The influence of category-based attention was independent of spatial attention, improving object detection in both single- and dual-task conditions to a similar extent. This independence from spatial attention is reminiscent of feature-based attention, where attention to simple stimulus features such as orientation, color, or motion enhances processing of these features globally across the visual field, in both spatially attended and unattended locations (e.g., Folk, Leber, & Egeth, 2002; Liu et al. 2007; T. Liu & Mance, 2011; Maunsell & Treue, 2006; Serences & Boynton, 2007). Similarly, search for basic-level object categories (e.g., cars and people) in natural scenes involves spatially global mechanisms, such that objects from the task-relevant category at spatially unattended locations capture attention (Reeder & Peelen, 2013; Reeder et al., 2015) and elicit visual cortex responses (Peelen et al., 2009). The present findings now demonstrate that observers can also prepare for superordinate categories and that this form of category-based attention operates in both spatially attended and unattended locations.

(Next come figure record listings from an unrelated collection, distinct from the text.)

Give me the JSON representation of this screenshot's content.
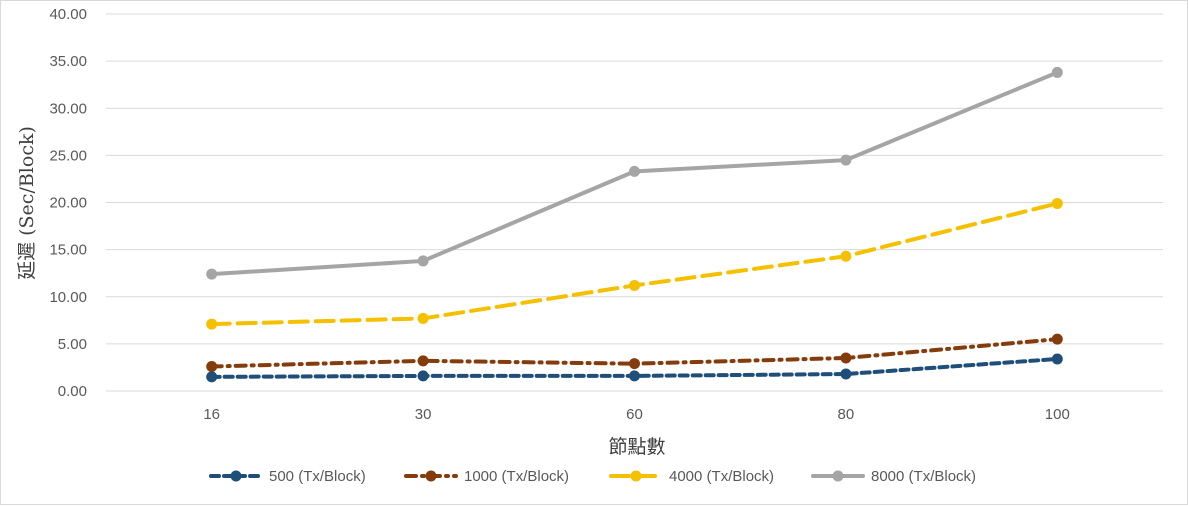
{
  "chart_data": {
    "type": "line",
    "title": "",
    "xlabel": "節點數",
    "ylabel": "延遲 (Sec/Block)",
    "categories": [
      "16",
      "30",
      "60",
      "80",
      "100"
    ],
    "ylim": [
      0,
      40
    ],
    "yticks": [
      "0.00",
      "5.00",
      "10.00",
      "15.00",
      "20.00",
      "25.00",
      "30.00",
      "35.00",
      "40.00"
    ],
    "grid": "horizontal",
    "legend_position": "bottom",
    "series": [
      {
        "name": "500 (Tx/Block)",
        "values": [
          1.5,
          1.6,
          1.6,
          1.8,
          3.4
        ],
        "color": "#1f4e79",
        "dash": "8,5"
      },
      {
        "name": "1000 (Tx/Block)",
        "values": [
          2.6,
          3.2,
          2.9,
          3.5,
          5.5
        ],
        "color": "#843c0c",
        "dash": "10,6,2,6"
      },
      {
        "name": "4000 (Tx/Block)",
        "values": [
          7.1,
          7.7,
          11.2,
          14.3,
          19.9
        ],
        "color": "#f5c000",
        "dash": "18,8"
      },
      {
        "name": "8000 (Tx/Block)",
        "values": [
          12.4,
          13.8,
          23.3,
          24.5,
          33.8
        ],
        "color": "#a5a5a5",
        "dash": ""
      }
    ]
  }
}
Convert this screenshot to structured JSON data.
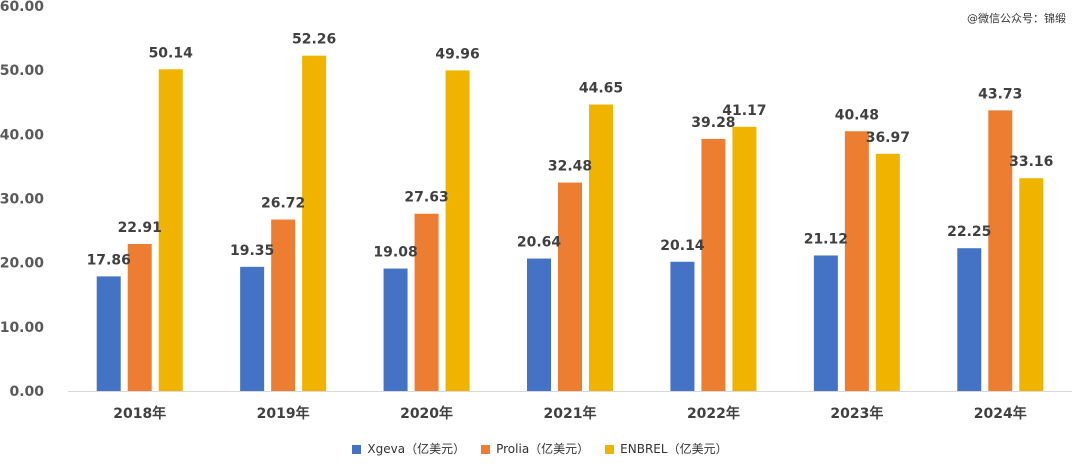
{
  "watermark": "@微信公众号：锦缎",
  "chart_data": {
    "type": "bar",
    "title": "",
    "xlabel": "",
    "ylabel": "",
    "ylim": [
      0,
      60
    ],
    "yticks": [
      "0.00",
      "10.00",
      "20.00",
      "30.00",
      "40.00",
      "50.00",
      "60.00"
    ],
    "categories": [
      "2018年",
      "2019年",
      "2020年",
      "2021年",
      "2022年",
      "2023年",
      "2024年"
    ],
    "series": [
      {
        "name": "Xgeva（亿美元）",
        "color": "#4472c4",
        "values": [
          17.86,
          19.35,
          19.08,
          20.64,
          20.14,
          21.12,
          22.25
        ],
        "labels": [
          "17.86",
          "19.35",
          "19.08",
          "20.64",
          "20.14",
          "21.12",
          "22.25"
        ]
      },
      {
        "name": "Prolia（亿美元）",
        "color": "#ed7d31",
        "values": [
          22.91,
          26.72,
          27.63,
          32.48,
          39.28,
          40.48,
          43.73
        ],
        "labels": [
          "22.91",
          "26.72",
          "27.63",
          "32.48",
          "39.28",
          "40.48",
          "43.73"
        ]
      },
      {
        "name": "ENBREL（亿美元）",
        "color": "#f0b400",
        "values": [
          50.14,
          52.26,
          49.96,
          44.65,
          41.17,
          36.97,
          33.16
        ],
        "labels": [
          "50.14",
          "52.26",
          "49.96",
          "44.65",
          "41.17",
          "36.97",
          "33.16"
        ]
      }
    ],
    "legend_position": "bottom",
    "grid": false
  }
}
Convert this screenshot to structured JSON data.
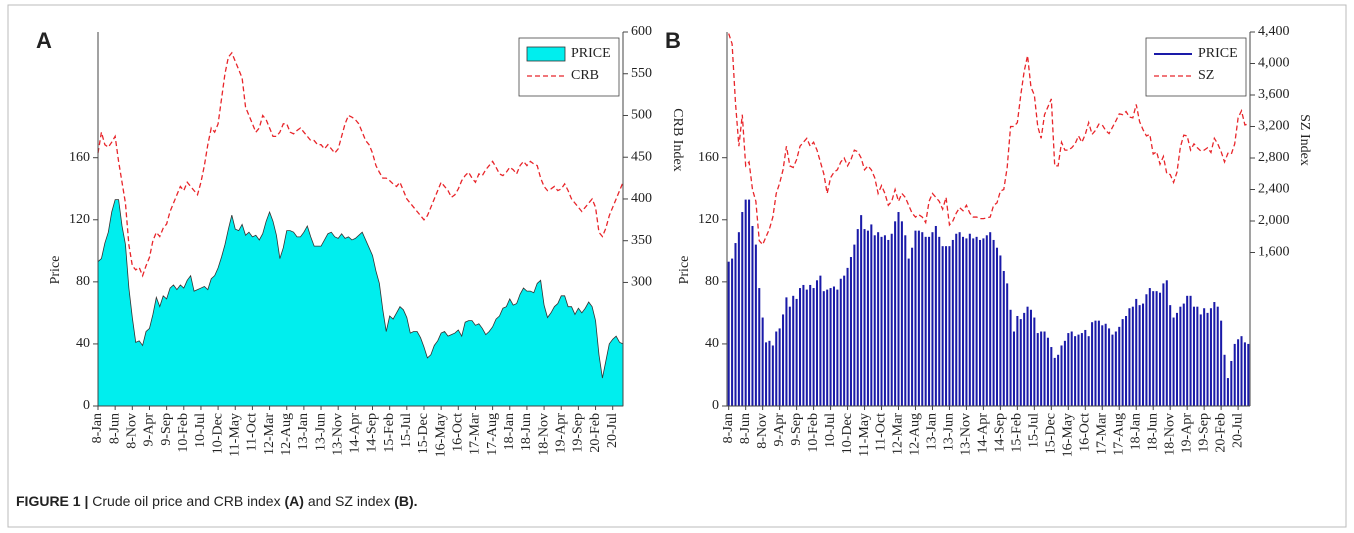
{
  "chart_data": [
    {
      "type": "area",
      "panel": "A",
      "ylabel": "Price",
      "y2label": "CRB Index",
      "legend_loc": "upper right",
      "categories": [
        "8-Jan",
        null,
        null,
        null,
        null,
        "8-Jun",
        null,
        null,
        null,
        null,
        "8-Nov",
        null,
        null,
        null,
        null,
        "9-Apr",
        null,
        null,
        null,
        null,
        "9-Sep",
        null,
        null,
        null,
        null,
        "10-Feb",
        null,
        null,
        null,
        null,
        "10-Jul",
        null,
        null,
        null,
        null,
        "10-Dec",
        null,
        null,
        null,
        null,
        "11-May",
        null,
        null,
        null,
        null,
        "11-Oct",
        null,
        null,
        null,
        null,
        "12-Mar",
        null,
        null,
        null,
        null,
        "12-Aug",
        null,
        null,
        null,
        null,
        "13-Jan",
        null,
        null,
        null,
        null,
        "13-Jun",
        null,
        null,
        null,
        null,
        "13-Nov",
        null,
        null,
        null,
        null,
        "14-Apr",
        null,
        null,
        null,
        null,
        "14-Sep",
        null,
        null,
        null,
        null,
        "15-Feb",
        null,
        null,
        null,
        null,
        "15-Jul",
        null,
        null,
        null,
        null,
        "15-Dec",
        null,
        null,
        null,
        null,
        "16-May",
        null,
        null,
        null,
        null,
        "16-Oct",
        null,
        null,
        null,
        null,
        "17-Mar",
        null,
        null,
        null,
        null,
        "17-Aug",
        null,
        null,
        null,
        null,
        "18-Jan",
        null,
        null,
        null,
        null,
        "18-Jun",
        null,
        null,
        null,
        null,
        "18-Nov",
        null,
        null,
        null,
        null,
        "19-Apr",
        null,
        null,
        null,
        null,
        "19-Sep",
        null,
        null,
        null,
        null,
        "20-Feb",
        null,
        null,
        null,
        null,
        "20-Jul",
        null,
        null,
        null
      ],
      "ylim": [
        0,
        241
      ],
      "yticks": [
        0,
        40,
        80,
        120,
        160
      ],
      "y2lim": [
        152,
        600
      ],
      "y2ticks": [
        300,
        350,
        400,
        450,
        500,
        550,
        600
      ],
      "series": [
        {
          "name": "PRICE",
          "color": "#00eeee",
          "values": [
            93,
            95,
            105,
            112,
            125,
            133,
            133,
            116,
            104,
            76,
            57,
            41,
            42,
            39,
            48,
            50,
            59,
            70,
            64,
            71,
            69,
            76,
            78,
            75,
            78,
            76,
            81,
            84,
            74,
            75,
            76,
            77,
            75,
            82,
            84,
            89,
            96,
            104,
            114,
            123,
            114,
            113,
            117,
            110,
            112,
            109,
            110,
            107,
            111,
            119,
            125,
            119,
            110,
            95,
            102,
            113,
            113,
            112,
            109,
            109,
            112,
            116,
            109,
            103,
            103,
            103,
            107,
            111,
            112,
            109,
            108,
            111,
            108,
            109,
            107,
            108,
            110,
            112,
            107,
            102,
            97,
            87,
            79,
            62,
            48,
            58,
            56,
            60,
            64,
            62,
            57,
            47,
            48,
            48,
            44,
            38,
            31,
            33,
            39,
            42,
            47,
            48,
            45,
            46,
            47,
            49,
            45,
            54,
            55,
            55,
            52,
            53,
            50,
            46,
            48,
            51,
            56,
            58,
            63,
            64,
            69,
            65,
            66,
            72,
            76,
            74,
            74,
            73,
            79,
            81,
            65,
            57,
            60,
            64,
            66,
            71,
            71,
            64,
            64,
            59,
            63,
            60,
            63,
            67,
            64,
            55,
            33,
            18,
            29,
            40,
            43,
            45,
            41,
            40
          ]
        },
        {
          "name": "CRB",
          "color": "#e8252a",
          "axis": "y2",
          "values": [
            455,
            480,
            465,
            462,
            468,
            475,
            445,
            420,
            395,
            345,
            320,
            315,
            318,
            308,
            320,
            330,
            350,
            360,
            355,
            365,
            370,
            385,
            395,
            405,
            415,
            410,
            420,
            415,
            410,
            405,
            420,
            440,
            465,
            485,
            480,
            490,
            520,
            550,
            570,
            575,
            565,
            555,
            545,
            510,
            500,
            490,
            480,
            485,
            500,
            495,
            485,
            475,
            475,
            480,
            490,
            490,
            480,
            478,
            482,
            485,
            480,
            475,
            470,
            470,
            465,
            465,
            460,
            465,
            460,
            455,
            460,
            475,
            490,
            500,
            498,
            495,
            490,
            480,
            470,
            465,
            455,
            440,
            432,
            425,
            425,
            422,
            418,
            415,
            420,
            410,
            400,
            395,
            390,
            385,
            380,
            375,
            380,
            390,
            400,
            410,
            420,
            415,
            410,
            402,
            405,
            412,
            422,
            428,
            432,
            425,
            420,
            430,
            428,
            435,
            440,
            445,
            438,
            430,
            428,
            432,
            438,
            435,
            430,
            440,
            445,
            440,
            445,
            442,
            440,
            425,
            415,
            410,
            412,
            415,
            410,
            412,
            418,
            410,
            400,
            395,
            390,
            385,
            390,
            395,
            400,
            390,
            360,
            355,
            365,
            380,
            390,
            400,
            410,
            420
          ]
        }
      ]
    },
    {
      "type": "bar",
      "panel": "B",
      "ylabel": "Price",
      "y2label": "SZ Index",
      "legend_loc": "upper right",
      "categories": [
        "8-Jan",
        null,
        null,
        null,
        null,
        "8-Jun",
        null,
        null,
        null,
        null,
        "8-Nov",
        null,
        null,
        null,
        null,
        "9-Apr",
        null,
        null,
        null,
        null,
        "9-Sep",
        null,
        null,
        null,
        null,
        "10-Feb",
        null,
        null,
        null,
        null,
        "10-Jul",
        null,
        null,
        null,
        null,
        "10-Dec",
        null,
        null,
        null,
        null,
        "11-May",
        null,
        null,
        null,
        null,
        "11-Oct",
        null,
        null,
        null,
        null,
        "12-Mar",
        null,
        null,
        null,
        null,
        "12-Aug",
        null,
        null,
        null,
        null,
        "13-Jan",
        null,
        null,
        null,
        null,
        "13-Jun",
        null,
        null,
        null,
        null,
        "13-Nov",
        null,
        null,
        null,
        null,
        "14-Apr",
        null,
        null,
        null,
        null,
        "14-Sep",
        null,
        null,
        null,
        null,
        "15-Feb",
        null,
        null,
        null,
        null,
        "15-Jul",
        null,
        null,
        null,
        null,
        "15-Dec",
        null,
        null,
        null,
        null,
        "16-May",
        null,
        null,
        null,
        null,
        "16-Oct",
        null,
        null,
        null,
        null,
        "17-Mar",
        null,
        null,
        null,
        null,
        "17-Aug",
        null,
        null,
        null,
        null,
        "18-Jan",
        null,
        null,
        null,
        null,
        "18-Jun",
        null,
        null,
        null,
        null,
        "18-Nov",
        null,
        null,
        null,
        null,
        "19-Apr",
        null,
        null,
        null,
        null,
        "19-Sep",
        null,
        null,
        null,
        null,
        "20-Feb",
        null,
        null,
        null,
        null,
        "20-Jul",
        null,
        null,
        null
      ],
      "ylim": [
        0,
        241
      ],
      "yticks": [
        0,
        40,
        80,
        120,
        160
      ],
      "y2lim": [
        -349,
        4400
      ],
      "y2ticks": [
        {
          "value": 1600,
          "label": "1,600"
        },
        {
          "value": 2000,
          "label": "2,000"
        },
        {
          "value": 2400,
          "label": "2,400"
        },
        {
          "value": 2800,
          "label": "2,800"
        },
        {
          "value": 3200,
          "label": "3,200"
        },
        {
          "value": 3600,
          "label": "3,600"
        },
        {
          "value": 4000,
          "label": "4,000"
        },
        {
          "value": 4400,
          "label": "4,400"
        }
      ],
      "series": [
        {
          "name": "PRICE",
          "color": "#1a1aa8",
          "values": [
            93,
            95,
            105,
            112,
            125,
            133,
            133,
            116,
            104,
            76,
            57,
            41,
            42,
            39,
            48,
            50,
            59,
            70,
            64,
            71,
            69,
            76,
            78,
            75,
            78,
            76,
            81,
            84,
            74,
            75,
            76,
            77,
            75,
            82,
            84,
            89,
            96,
            104,
            114,
            123,
            114,
            113,
            117,
            110,
            112,
            109,
            110,
            107,
            111,
            119,
            125,
            119,
            110,
            95,
            102,
            113,
            113,
            112,
            109,
            109,
            112,
            116,
            109,
            103,
            103,
            103,
            107,
            111,
            112,
            109,
            108,
            111,
            108,
            109,
            107,
            108,
            110,
            112,
            107,
            102,
            97,
            87,
            79,
            62,
            48,
            58,
            56,
            60,
            64,
            62,
            57,
            47,
            48,
            48,
            44,
            38,
            31,
            33,
            39,
            42,
            47,
            48,
            45,
            46,
            47,
            49,
            45,
            54,
            55,
            55,
            52,
            53,
            50,
            46,
            48,
            51,
            56,
            58,
            63,
            64,
            69,
            65,
            66,
            72,
            76,
            74,
            74,
            73,
            79,
            81,
            65,
            57,
            60,
            64,
            66,
            71,
            71,
            64,
            64,
            59,
            63,
            60,
            63,
            67,
            64,
            55,
            33,
            18,
            29,
            40,
            43,
            45,
            41,
            40
          ]
        },
        {
          "name": "SZ",
          "color": "#e8252a",
          "axis": "y2",
          "values": [
            4380,
            4250,
            3500,
            2950,
            3350,
            2700,
            2750,
            2400,
            2250,
            1750,
            1700,
            1800,
            1900,
            2050,
            2350,
            2480,
            2650,
            2950,
            2700,
            2680,
            2780,
            2950,
            3000,
            3050,
            2950,
            3000,
            2900,
            2750,
            2600,
            2350,
            2550,
            2620,
            2650,
            2750,
            2800,
            2700,
            2780,
            2900,
            2880,
            2800,
            2650,
            2700,
            2650,
            2550,
            2350,
            2450,
            2350,
            2200,
            2250,
            2400,
            2250,
            2350,
            2300,
            2200,
            2100,
            2050,
            2080,
            2050,
            1980,
            2250,
            2350,
            2300,
            2250,
            2150,
            2300,
            1950,
            2000,
            2100,
            2170,
            2130,
            2200,
            2100,
            2050,
            2050,
            2030,
            2030,
            2040,
            2050,
            2200,
            2230,
            2380,
            2400,
            2680,
            3200,
            3200,
            3250,
            3600,
            3900,
            4100,
            3700,
            3600,
            3200,
            3050,
            3350,
            3450,
            3550,
            2700,
            2700,
            3000,
            2900,
            2900,
            2930,
            2980,
            3080,
            3000,
            3100,
            3250,
            3100,
            3150,
            3230,
            3220,
            3150,
            3110,
            3190,
            3270,
            3360,
            3350,
            3390,
            3320,
            3310,
            3480,
            3260,
            3160,
            3080,
            3100,
            2850,
            2880,
            2720,
            2820,
            2600,
            2590,
            2490,
            2620,
            2940,
            3090,
            3080,
            2900,
            2980,
            2930,
            2890,
            2900,
            2930,
            2870,
            3050,
            2980,
            2880,
            2750,
            2860,
            2850,
            2980,
            3310,
            3400,
            3220,
            3230
          ]
        }
      ]
    }
  ],
  "caption": {
    "label": "FIGURE 1 |",
    "parts": [
      "Crude oil price and CRB index",
      "(A)",
      "and SZ index",
      "(B)."
    ]
  }
}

While category-based attention is similar to feature-based attention in its independence from spatial attention, it is unlikely that category-based attention can be reduced to feature-based attention. Rather, to prepare for the combination of visual features that is diagnostic for the presence of animals or vehicles in a natural scene, observers need to set up more complex preparatory templates, representing combinations of multiple low-level features and mid-level shape features, or object parts (Delorme et al., 2010; Evans & Treisman, 2005; Reeder & Peelen, 2013). Through extensive experience these seemingly complex combinations of basic features and shape properties may be processed with similar efficiency as low-level features. Depending on the specific search task, observers may quickly activate such spatially global category-specific “flexible feature sets” (Treisman, 2006), leading to enhanced processing of task-relevant objects in spatially unattended locations. Specifying whether category-based attention indeed relies on the activation of such higher-level, category-specific features or on efficiently conjoining bundles of lower-level basic features represents an important question for future research.

Conclusion

In conclusion, the present findings confirm previous studies showing that object detection in natural scenes is remarkably more efficient than seemingly simpler tasks on artificial stimuli, with only a relatively small drop in detection performance when spatial attention is unavailable. This efficient perception of target objects in natural scenes reflects the efficient detection of diagnostic target features rather than the detection of global features of the background scene. Importantly, the present findings also show that efficient detection in natural scenes requires attention, since both spatial attention and nonspatial (category-based) attention improved detection performance. We conclude that efficient natural scene perception critically depends on the attentional state of the visual system prior to scene onset.